Dastaan, Ram aur Shyam (where he essayed a double role) and Bairag (where he did a triple role) also featured in his seventies list. However, the winds of change had by then begun to blow hard and first Rajesh Khanna and later Amitabh Bachchan, swept the centre-stage. Romance gave way to multi-starrers and the violence-prone Angry Young Man gripped popular imagination as the new blazing hero. New content, treatment, subjects and styles entered the Industry catering to a new audience-base young, impatient, entertainment-friendly and uncaring for the finer aspects, shades or subtleties of great acting. Instant gratification was the name of the game and in this new scheme of things, clearly the thespian who loved and cared deeply for his craft, found himself out of sync with the times and slowly fading out.
That's when the great 'thinking actor' pulled back, surveyed the scene and took a 5 year sabbatical. He realized that it was a different era with demands and requirements of the leading man that he could never hope to match or provide. Intelligent, perceptive and insightful that he was, he understood that if he still wanted to be around - with his reputation intact - he needed to re-invent himself. Refreshed, confident and all charged, his second innings as a 'character' actor was equally mind-blowing, giving the new gen a taste of what great, powerful acting - not tinsel performance - was all about. I remember kids stunned by his power-house stuff in Shakti, Vidhata, Mashaal, Karma, Kranti and Saudagar. Such a difference from the usual, over-the-top hamming and glamorous posturing.
At this point it is both relevant and necessary to pause and ask, "What was so special, unique or extraordinary about Dilip Kumar that he mesmerized so many for so long?"
Close Bachchan-watchers too cannot fail to see the towering inferno imitating the great original in several scenes where intensity and emotion are called upon. The answers are many.
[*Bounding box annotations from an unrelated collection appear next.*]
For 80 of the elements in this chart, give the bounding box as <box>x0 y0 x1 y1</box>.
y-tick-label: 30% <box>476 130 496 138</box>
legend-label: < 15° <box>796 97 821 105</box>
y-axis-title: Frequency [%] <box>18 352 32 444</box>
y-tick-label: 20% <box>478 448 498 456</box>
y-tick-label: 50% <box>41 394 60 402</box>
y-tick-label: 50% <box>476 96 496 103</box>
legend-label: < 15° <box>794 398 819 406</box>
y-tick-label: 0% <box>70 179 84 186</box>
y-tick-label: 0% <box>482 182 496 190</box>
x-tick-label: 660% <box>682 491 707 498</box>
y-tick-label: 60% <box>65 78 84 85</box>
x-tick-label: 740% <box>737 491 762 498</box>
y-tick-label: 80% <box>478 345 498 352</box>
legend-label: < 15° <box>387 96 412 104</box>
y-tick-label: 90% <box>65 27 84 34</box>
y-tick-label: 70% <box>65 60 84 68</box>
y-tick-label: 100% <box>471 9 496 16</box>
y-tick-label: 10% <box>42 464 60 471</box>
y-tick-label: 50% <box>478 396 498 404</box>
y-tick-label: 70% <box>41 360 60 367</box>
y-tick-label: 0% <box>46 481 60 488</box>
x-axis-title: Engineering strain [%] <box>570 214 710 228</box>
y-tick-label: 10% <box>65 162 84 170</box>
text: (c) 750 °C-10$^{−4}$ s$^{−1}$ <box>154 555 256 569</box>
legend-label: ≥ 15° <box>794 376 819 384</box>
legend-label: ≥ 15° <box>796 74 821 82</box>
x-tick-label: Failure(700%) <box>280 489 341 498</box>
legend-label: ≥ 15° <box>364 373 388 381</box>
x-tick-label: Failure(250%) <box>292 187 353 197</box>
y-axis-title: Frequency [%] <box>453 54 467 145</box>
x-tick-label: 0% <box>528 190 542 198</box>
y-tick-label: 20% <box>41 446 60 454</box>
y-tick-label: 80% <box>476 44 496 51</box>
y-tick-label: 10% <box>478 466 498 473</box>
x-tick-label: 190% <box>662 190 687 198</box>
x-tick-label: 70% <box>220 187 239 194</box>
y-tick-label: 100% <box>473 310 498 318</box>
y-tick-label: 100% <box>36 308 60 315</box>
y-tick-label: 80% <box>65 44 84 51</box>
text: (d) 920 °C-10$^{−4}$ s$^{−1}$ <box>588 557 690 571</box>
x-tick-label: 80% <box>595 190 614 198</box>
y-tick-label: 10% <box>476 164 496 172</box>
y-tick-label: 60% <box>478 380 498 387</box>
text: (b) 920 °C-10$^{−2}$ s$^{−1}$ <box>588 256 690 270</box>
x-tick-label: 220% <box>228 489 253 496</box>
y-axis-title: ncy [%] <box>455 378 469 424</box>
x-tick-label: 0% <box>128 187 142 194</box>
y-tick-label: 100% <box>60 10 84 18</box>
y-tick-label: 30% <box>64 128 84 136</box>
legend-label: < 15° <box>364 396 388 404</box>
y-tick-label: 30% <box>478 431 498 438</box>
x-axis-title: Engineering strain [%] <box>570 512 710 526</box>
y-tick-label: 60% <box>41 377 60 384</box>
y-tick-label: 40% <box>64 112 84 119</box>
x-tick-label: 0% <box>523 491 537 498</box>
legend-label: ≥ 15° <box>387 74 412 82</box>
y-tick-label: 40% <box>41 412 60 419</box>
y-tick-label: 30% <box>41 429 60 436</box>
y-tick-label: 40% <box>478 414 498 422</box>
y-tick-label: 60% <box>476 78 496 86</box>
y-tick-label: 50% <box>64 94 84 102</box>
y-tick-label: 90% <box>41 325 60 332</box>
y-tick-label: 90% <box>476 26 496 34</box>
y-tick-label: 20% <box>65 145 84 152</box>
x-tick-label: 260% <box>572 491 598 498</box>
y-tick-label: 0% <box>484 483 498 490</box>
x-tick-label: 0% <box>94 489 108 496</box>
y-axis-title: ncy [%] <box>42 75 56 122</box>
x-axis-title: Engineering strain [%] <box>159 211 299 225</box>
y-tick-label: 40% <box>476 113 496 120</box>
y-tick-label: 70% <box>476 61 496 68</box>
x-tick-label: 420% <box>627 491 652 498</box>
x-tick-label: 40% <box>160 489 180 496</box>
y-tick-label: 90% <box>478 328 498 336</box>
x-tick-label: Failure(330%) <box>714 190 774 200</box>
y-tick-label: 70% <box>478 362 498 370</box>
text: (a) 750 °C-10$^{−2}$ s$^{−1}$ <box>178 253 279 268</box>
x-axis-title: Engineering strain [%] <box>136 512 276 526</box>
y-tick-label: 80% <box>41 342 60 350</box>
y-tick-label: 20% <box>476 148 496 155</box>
For one, he was the first star to introduce restraint, underplay and stillness - eloquent silence - into his screen performances in a space dominated by theatrics. Also, admittedly every hero played lover, but Dilip invested his screen persona with a brand of total sincerity and honesty that was truly infectious. To his tragic hero role too, he suffused a kind of passion, torment, anguish and intensity that gave it a romantic aura transforming the lover-as-loser to an insanely desirable majnu.
Further, no other star-actor (before or since) has ever been such an intuitive master at going beyond the written line (dialogue) to ignite the unwritten sub-text, with a transformational, magical look, expression, gesture, inflection of voice. That is the true measure (and difference) between good and great.
In later years, be it Shakti or Saudagar, his complete understanding and subsequent command of every nuance and layer that defined the role, remains unmatched. It is sad that his desire to direct Kalinga remained unfulfilled and his last film Qila, went un-noticed but the legend of Dilip Kumar is something that neither age can chill nor rival steal.
As India celebrates 100 years of cinema, it is fitting to thank Dilip Sahib for gracing our lives for over six decades. On his 90th birthday 90 salaams to the undisputed emperor of screen acting.